Carialle's voice was sugared with sweet and insufferable reason. "What did they do before the amulets came along?"
"Sign is older," Long Hand explained, waving her hands for attention and interrupting the argument. "It was our first true trait of civilization. The small voice," here her hands went to her throat, and indicated diminuition with a finger and thumb, "does not carry as well as long sight. It came useful when science reached us, but not during our earliest years. Silence was essential to hunting together in the earliest days. We have good eyes and poorer ears. The wild food animals had good ears, but bad eyes. We must show silently to one another our intent. To us it meant survival."
"To which condition we were reduced on Ozran," put in Tall Eyebrow. "It has been so many generations since we did anything but survive. I am glad to see in the last year we have not forgotten how to think, how to invent with our hands. I shall not be ashamed to face my ancestors' other descendants." But the Frog Prince looked nervous all the same.
"But can you translate it?" Keff asked, almost bouncing with excitement.
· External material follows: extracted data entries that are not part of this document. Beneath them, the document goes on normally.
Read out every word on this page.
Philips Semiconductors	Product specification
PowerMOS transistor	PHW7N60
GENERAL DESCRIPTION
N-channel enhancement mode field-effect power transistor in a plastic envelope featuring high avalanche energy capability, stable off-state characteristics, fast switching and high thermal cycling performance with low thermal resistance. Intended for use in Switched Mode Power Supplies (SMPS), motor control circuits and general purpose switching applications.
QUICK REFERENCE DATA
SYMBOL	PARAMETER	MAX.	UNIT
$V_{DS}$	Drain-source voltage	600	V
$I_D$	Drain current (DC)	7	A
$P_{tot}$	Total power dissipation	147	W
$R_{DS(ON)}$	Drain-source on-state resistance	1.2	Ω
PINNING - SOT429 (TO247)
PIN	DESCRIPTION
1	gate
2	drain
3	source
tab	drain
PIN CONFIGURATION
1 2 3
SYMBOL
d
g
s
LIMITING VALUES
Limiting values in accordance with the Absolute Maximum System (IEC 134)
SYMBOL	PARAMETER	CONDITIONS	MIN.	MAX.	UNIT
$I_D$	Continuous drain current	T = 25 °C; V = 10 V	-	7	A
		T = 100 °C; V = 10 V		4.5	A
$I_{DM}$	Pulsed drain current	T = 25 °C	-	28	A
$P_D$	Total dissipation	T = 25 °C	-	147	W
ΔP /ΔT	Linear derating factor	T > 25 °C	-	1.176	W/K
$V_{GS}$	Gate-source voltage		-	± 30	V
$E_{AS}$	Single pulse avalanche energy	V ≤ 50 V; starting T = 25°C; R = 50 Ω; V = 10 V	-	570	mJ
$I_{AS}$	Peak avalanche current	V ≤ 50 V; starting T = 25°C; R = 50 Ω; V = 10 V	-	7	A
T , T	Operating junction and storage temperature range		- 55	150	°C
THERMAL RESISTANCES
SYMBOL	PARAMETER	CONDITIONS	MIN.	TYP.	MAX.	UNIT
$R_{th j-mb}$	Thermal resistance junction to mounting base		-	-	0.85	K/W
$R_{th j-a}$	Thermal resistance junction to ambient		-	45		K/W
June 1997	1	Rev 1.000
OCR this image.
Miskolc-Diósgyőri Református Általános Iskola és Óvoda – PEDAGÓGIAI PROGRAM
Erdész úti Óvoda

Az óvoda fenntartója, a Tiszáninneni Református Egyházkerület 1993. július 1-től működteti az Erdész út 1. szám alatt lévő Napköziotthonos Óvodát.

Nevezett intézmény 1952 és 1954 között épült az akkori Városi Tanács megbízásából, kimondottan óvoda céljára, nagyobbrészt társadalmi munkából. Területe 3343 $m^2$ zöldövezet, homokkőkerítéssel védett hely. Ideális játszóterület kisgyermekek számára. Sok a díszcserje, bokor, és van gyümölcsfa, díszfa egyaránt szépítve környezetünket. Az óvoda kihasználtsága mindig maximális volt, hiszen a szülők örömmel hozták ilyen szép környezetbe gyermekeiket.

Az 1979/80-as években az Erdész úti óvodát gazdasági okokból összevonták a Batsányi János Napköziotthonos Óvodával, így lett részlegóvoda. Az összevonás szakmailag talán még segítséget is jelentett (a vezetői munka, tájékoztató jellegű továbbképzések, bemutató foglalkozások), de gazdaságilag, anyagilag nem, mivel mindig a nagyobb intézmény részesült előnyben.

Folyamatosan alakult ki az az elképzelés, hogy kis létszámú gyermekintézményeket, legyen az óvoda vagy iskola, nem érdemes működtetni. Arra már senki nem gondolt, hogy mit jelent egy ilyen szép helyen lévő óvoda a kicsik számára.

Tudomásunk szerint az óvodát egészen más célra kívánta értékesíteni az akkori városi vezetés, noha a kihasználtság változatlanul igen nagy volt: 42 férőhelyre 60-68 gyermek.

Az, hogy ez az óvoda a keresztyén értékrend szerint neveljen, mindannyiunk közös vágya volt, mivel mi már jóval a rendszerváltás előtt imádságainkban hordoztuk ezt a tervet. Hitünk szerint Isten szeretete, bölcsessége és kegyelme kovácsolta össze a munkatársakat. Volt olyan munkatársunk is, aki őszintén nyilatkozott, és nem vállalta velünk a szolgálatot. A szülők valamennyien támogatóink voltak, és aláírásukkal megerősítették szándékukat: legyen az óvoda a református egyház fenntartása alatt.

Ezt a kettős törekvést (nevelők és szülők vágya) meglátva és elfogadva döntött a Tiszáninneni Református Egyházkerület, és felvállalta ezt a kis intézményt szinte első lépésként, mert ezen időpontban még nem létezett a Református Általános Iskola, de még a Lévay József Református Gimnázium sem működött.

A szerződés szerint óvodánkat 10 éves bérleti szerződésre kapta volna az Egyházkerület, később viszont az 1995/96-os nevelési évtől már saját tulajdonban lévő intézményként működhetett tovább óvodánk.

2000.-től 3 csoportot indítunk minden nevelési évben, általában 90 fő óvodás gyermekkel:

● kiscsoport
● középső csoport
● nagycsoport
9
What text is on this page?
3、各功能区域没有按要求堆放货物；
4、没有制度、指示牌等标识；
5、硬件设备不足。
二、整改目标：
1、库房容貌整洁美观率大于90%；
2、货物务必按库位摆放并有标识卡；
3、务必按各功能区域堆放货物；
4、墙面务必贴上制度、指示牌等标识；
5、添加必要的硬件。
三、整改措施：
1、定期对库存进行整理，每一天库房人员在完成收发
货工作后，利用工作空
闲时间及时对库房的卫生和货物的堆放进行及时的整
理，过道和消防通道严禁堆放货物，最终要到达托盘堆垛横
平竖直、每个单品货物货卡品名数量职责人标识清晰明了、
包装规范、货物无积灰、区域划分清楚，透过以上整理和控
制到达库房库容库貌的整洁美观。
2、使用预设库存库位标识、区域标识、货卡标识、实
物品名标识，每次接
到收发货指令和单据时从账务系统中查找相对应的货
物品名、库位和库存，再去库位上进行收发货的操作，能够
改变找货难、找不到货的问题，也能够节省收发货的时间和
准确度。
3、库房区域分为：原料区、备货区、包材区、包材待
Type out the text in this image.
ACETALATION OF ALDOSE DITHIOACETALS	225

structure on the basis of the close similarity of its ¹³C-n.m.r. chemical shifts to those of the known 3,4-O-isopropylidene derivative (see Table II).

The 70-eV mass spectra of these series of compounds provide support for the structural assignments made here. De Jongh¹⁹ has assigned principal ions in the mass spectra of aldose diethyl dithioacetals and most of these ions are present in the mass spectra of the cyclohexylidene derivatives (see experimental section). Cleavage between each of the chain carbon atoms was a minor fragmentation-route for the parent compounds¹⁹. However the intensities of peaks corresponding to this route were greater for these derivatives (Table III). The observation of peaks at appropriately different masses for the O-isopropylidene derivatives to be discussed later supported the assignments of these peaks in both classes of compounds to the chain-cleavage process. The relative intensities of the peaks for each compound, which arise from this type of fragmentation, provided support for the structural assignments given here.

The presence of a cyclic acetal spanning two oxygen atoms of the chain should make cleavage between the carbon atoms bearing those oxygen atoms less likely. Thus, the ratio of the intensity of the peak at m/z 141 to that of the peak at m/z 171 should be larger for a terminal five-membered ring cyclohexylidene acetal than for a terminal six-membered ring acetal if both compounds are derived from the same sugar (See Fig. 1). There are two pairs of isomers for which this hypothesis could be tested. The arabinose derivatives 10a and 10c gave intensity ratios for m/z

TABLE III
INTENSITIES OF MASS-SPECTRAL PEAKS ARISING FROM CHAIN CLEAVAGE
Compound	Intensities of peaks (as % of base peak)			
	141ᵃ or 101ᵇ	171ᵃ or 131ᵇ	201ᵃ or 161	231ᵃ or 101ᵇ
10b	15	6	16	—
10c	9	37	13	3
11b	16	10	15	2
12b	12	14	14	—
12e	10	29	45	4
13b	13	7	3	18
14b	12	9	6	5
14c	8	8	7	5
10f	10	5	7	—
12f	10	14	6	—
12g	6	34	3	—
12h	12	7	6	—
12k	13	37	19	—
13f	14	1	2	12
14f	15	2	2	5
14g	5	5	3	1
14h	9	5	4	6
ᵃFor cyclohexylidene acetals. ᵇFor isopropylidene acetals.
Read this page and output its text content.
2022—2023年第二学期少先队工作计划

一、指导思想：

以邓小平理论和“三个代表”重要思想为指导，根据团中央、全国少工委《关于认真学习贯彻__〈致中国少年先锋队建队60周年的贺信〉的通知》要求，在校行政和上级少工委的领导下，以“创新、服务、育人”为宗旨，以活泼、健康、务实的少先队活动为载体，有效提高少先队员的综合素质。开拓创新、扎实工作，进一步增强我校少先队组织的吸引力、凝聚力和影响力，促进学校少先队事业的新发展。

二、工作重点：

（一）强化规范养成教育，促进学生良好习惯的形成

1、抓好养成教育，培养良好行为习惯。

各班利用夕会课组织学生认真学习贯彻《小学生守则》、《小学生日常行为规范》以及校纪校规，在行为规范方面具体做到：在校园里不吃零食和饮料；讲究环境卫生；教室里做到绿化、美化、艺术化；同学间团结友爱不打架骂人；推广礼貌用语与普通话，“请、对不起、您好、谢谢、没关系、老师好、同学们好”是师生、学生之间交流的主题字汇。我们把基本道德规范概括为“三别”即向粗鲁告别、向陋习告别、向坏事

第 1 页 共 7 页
He gestured toward the screen where the silver-torqued amphibioid was still signing his message.
"If it has not changed since the mission to settle Ozran," Tall Eyebrow signed, "we may be able to." His hand waggled sideways to show uncertainty.
"This is a job for my all-purpose, handy dandy translating program." Keff flew to his console and opened the file. He sat listening avidly to the excerpt, keying in notes.